25

326 39 4
                                    

SERENES

Octavian omzumu sararken konuştu:" Yaran iyileşiyor gibime geldi. Sadece bir süre daha talimleri kenara bırak." Açılan kas liflerim dikilirkenki acı üstüme oturmuştu. Çenemi sıkmaktan dişlerim sızlıyordu, omzum ise şimdi eskisinden de beter yanıyordu. Yorgun, telef bir halde onayladım. Octavian suratıma uzunca baktı, iç çekerek devam etti:" Ah, Serenes. Seni bu halde görmekten korkuyordum işte. Kesik çok derin, tekrar kasların yırtılırsa bu sefer dikemem. Kötürüm kalmak istemiyorsan bırak insanlar omzundaki yarayı bilsin." Yalvaran gözlerle bana bakan Octavian'a sevgi duyuyordum. Gözlerinin etrafındaki kırışıklıklar şefkatli bir gülümseme ile derinleşti. Zorla uzanıp elini tuttum.

 İstemesem de Octavian'ın dileğine razı geldim. "Tamam, bir süreliğine sadece dinleneceğim. İnsanların bilmesine gerek kalmaz." Başıyla onayladı. Kanlı bezlerle dolu tepsiyi çırağın elinden aldı, eşyaları tepsiye dizdi. İçimdeki huzursuzluk büyüyordu. Octavian kapıdan çıkarken daha çok içimde tutamadım. "Ama bil ki zihnim her zamankinden daha çok yoruluyor olacak Sevgili Octavian."  Octavian tereddüt eder gibi olduğu yerde kalakaldı. Ardından tepsiyi çırağının eline verip bana döndü. 

Çırak odadan çıktı. Meşe kapı arkasından sertçe kapanırken ayakta dikilen Octavian'la bakıştık. Kapı kapandığında resmiyeti bıraktı, endişeyle gelip yatakta yanıma oturdu. Şimdi konuşmam için bekliyordu. Derin bir nefes alıp yastıkta daha yukarı yerleştim.

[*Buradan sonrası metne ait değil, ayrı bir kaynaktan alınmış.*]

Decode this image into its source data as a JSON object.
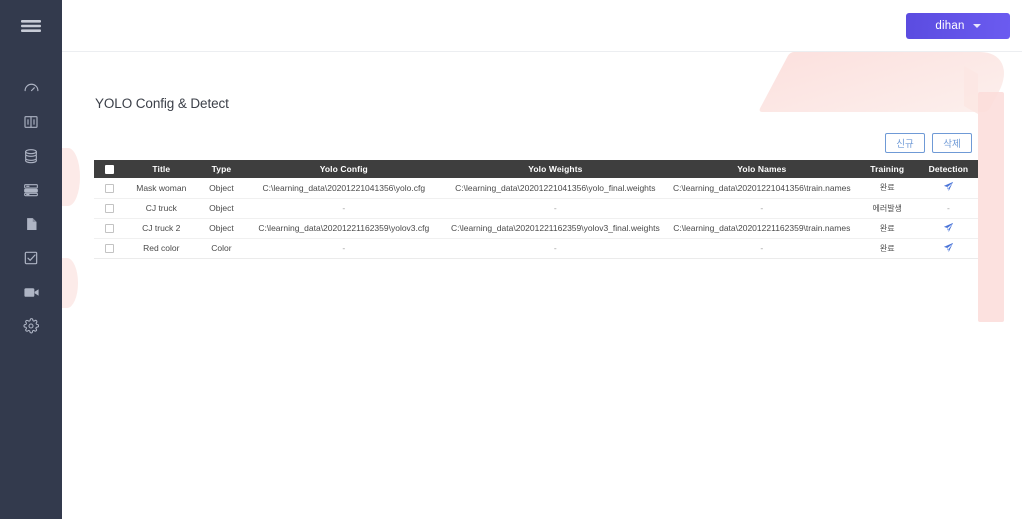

Omzuma derin bir sancı saplandı. Gözlerim karardı, acıyla suratımı buruşturdum. Octavian teminat veren babaç bir tavırla elini elimin üstüne koyup elimi sıktı. 

"Persler ensemde Octavian. Peşimde sevgilisi için bana kinlenmiş tanrı var. Öteki tanrılar, insan-tanrı sınırının ihlaline karşı çıkmadan Apollo'nun üzerime kehanet salmasını izliyor. Belki annem bile. Tüm gözler üstümde. Uyurken, uyanırken, her zaman beni izleyen tanrıların gözlerini tepemde hissediyorum." Hiç bu kadar güçsüz hissetmemiştim. Kendimi sıkmayı bıraktım, gözyaşlarının yanaklarımdan akıp gitmesine göz yumdum. "Rüyalarımda görüyorum. Persler Roma'ya giriyor. Vahşice kadınlarıma tecavüz ediyorlar. Çocuklarımı ve adamlarımı doğrayıp sokakları kanla boyuyorlar. Benim Romam, Octavian." Derince havayı içime çektim. "Benim insanlarım." Octavian'ın gözleri dolmuştu, adamı yardım edemediği için suçlu hissettirmekten başka bir boka yaramıyordum. Kendime öfkelendim, çenem kasıldı. Zorla sözüme devam ettim. "Beni uykuda gelip buluyorlar, zehir kanımı karartırken kimse sesimi duymuyor. Apollo'nun laneti uyanıkken dahi zihnimde dönüp duruyor. Nefesler tutulu, düşeceğim anı bekliyorlar. Herkes. Tanrılar. İnsanlar. Kendi sarayımın içindekiler bile. Duvarların kulaklarından yoruldum, kimseye güvenememekten yoruldum." Fısıldayarak devam ettim: "23 senedir alışamadım buna Octavian."  

Octavian'ın nazik eli saçlarımı okşarken bilinmezliğe kendimi teslim ettim. Acı umrumda değildi, zorla kalkıp yüzümü Octavian'ın dizine gömdüm. Octavian'a sahip olmak en büyük şanslarımdan biriydi, bu yaşlı adama minnettardım. 

Sesi şefkatle yumuşamıştı, saçlarımı okşarken konuştu: "Ser, daha çok gençsin. Hala öğreniyorsun. Güven duymak istemen o kadar insanca ki güzel çocuğum." Yıpranmış halimle Octavian'ı da yoruyordum ama elimde değildi. Her yerde sert durmak, zamanla insanı içten kırıyordu. Octavian, Austin ve Alba; bu insanlar benim kırılmama müsaade olan tek noktaydı. Kimsenin güçsüzlüğümü görüp bundan faydalanamayacağı tek nokta. 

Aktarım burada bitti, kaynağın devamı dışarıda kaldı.